Peygamberler; dünyanın fânî olduğunu bildirdikten sonra âhiretin ebedî bir yurt ve mülk olduğununu haber verirler. Orada mümin, sâlih ve itaatkâr kimselere Allâhü Teâlâ’nın sırf fazlından ve kereminden büyük sevap ve cennette yüce dereceler ve birçok ebedî nimetler ihsan edeceğini haber verirler. Bu hususta âyet-i kerîmede şöyle buyrulmuştur (meâlen): “…Ve sizin için orada (cennette) nefislerinizin hoşlandığı her şey vardır ve sizin için orada ne isterseniz vardır.” (Fussılet Sûresi, âyet 31)
Cebbâr ve Kahhâr olan Allâhü Teâlâ indinde, küfür ehli olanlar için ebedî cehennem azâbı olduğu, günahkâr ve âsî olanlar için ise elîm bir azâbın olduğu, âyet-i kerîmede şöyle bildirilir (meâlen): “Şüphesiz o zakkum ağacı, çok günahkâr olanın yemeğidir ki, sıcak suyun kaynadığı gibi karınlar içinde kaynayacak(tır). (O), erimiş maden(ler) gibidir.” (Duhân Sûresi, âyet 43-46)

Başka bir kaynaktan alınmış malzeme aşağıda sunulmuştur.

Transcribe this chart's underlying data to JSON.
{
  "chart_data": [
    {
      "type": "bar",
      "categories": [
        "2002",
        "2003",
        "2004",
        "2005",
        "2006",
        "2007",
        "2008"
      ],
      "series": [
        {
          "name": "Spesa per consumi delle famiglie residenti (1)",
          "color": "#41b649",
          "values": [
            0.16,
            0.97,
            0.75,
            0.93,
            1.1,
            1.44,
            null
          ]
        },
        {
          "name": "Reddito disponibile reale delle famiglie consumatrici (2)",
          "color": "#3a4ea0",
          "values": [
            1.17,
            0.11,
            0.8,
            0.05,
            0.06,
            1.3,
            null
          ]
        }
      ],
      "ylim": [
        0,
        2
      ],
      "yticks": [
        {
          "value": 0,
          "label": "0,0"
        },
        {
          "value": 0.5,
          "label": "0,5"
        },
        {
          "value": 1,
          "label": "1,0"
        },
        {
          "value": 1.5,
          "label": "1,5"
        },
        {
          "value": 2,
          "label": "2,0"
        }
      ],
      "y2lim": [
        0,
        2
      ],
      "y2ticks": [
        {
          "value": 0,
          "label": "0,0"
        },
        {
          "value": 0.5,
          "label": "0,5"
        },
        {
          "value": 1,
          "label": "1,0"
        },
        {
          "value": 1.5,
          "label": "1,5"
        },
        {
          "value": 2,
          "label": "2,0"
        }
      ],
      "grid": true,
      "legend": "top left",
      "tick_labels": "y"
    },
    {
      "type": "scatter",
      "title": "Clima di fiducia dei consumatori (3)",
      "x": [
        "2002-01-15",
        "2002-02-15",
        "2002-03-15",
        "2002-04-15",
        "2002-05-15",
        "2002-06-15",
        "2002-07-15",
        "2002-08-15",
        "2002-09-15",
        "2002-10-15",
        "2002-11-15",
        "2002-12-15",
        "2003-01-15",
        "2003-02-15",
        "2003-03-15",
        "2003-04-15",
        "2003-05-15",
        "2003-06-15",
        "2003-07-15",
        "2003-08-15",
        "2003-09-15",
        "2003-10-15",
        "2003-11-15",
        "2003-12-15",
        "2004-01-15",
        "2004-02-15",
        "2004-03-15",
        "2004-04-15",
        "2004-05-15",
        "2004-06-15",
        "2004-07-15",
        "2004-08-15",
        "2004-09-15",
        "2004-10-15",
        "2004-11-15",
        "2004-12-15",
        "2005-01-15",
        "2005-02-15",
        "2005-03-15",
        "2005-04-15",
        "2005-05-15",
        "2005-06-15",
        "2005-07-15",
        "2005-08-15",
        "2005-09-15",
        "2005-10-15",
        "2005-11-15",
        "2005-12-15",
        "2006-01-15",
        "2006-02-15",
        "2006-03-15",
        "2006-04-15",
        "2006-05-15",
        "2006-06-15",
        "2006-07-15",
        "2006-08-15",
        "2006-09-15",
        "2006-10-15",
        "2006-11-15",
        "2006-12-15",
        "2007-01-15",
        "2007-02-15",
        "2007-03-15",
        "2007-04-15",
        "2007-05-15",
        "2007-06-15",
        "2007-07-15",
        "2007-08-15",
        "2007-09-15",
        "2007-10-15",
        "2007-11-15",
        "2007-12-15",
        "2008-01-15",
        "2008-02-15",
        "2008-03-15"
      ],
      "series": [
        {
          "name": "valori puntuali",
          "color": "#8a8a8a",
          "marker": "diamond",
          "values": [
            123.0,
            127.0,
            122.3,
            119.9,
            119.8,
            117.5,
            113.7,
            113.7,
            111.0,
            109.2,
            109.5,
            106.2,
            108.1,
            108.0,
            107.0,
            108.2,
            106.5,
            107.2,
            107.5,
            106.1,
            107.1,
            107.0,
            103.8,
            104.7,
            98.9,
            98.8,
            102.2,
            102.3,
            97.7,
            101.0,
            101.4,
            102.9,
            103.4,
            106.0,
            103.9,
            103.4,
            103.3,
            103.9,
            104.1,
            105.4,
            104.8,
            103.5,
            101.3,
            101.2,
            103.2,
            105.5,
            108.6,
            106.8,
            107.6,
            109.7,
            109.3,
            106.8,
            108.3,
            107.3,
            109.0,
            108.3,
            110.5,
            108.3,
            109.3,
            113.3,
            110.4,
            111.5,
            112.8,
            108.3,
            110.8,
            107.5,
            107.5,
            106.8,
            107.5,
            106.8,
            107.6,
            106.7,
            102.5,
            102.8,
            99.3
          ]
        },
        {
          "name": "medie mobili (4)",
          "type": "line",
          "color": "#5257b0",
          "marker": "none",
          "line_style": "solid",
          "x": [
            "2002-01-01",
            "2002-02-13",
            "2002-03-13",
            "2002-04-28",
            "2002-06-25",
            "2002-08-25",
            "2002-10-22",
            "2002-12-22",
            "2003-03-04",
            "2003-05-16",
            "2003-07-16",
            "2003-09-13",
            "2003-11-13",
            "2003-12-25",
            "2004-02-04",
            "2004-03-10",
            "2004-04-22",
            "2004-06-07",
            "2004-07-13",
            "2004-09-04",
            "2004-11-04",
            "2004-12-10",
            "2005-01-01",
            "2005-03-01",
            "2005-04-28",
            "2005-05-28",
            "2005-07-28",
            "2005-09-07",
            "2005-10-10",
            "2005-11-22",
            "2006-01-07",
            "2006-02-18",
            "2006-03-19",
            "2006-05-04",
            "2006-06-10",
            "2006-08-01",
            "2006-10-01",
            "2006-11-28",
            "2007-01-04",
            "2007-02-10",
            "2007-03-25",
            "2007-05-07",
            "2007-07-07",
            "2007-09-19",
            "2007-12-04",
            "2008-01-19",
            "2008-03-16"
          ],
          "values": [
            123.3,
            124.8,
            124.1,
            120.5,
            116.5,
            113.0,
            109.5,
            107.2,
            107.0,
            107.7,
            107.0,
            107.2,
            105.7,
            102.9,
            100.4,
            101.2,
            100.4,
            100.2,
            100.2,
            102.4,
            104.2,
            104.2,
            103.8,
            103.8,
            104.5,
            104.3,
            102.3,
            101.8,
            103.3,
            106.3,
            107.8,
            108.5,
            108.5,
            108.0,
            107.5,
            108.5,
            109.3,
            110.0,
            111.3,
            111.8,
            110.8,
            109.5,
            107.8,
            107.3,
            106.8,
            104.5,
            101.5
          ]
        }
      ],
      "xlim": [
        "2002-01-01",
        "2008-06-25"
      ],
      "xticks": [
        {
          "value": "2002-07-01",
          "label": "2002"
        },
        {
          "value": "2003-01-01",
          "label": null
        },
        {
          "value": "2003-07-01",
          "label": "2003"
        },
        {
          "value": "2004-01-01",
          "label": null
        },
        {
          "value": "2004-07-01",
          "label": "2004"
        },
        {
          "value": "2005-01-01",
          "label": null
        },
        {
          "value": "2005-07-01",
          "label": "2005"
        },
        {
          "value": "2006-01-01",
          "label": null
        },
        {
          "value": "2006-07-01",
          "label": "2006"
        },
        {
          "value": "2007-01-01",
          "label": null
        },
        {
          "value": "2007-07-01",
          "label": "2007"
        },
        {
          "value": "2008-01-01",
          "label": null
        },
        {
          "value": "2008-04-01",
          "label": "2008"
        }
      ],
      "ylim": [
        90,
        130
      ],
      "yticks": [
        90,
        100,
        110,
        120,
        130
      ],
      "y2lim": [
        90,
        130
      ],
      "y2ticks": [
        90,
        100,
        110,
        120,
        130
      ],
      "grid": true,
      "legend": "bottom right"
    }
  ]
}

Bununla beraber şunu da bilmek lâzımdır ki Peygamber Efendimiz (s.a.v.) bütün insanlara ve cinlere gönderilmiştir ve bu, sadece Peygamberimize mahsustur. Şu hâlde bütün insanlar ve cinler Peygamber Efendimizin ümmetidir. İman edenlere ‘ümmet-i icâbet’ denir. İman etmeyip küfredenlere ise ‘ümmet-i davet’ denir. Çünkü onlar davet edilmişlerdir lakin bu davete icâbet etmemişlerdir. Yahudî, Hıristiyan, Mecûsî ve diğer münkirlerin tamamı ümmet-i Muhammmed’den olup davette kaldılar, icâbet edemediler. Şimdi onlara Hıristiyan veya Yahudî denilmesi o milletler için bir lakabdır. Yoksa zamanımızdaki Yahudîleri Mûsâ aleyhisselâm’ın ümmeti veya Hıristiyanları Îsâ aleyhisselâm’ın ümmeti zannetmek, Muhammed Mustafa (s.a.v.) Efendimizin bütün insanlığa peygamber olduğunu inkâr etmektir.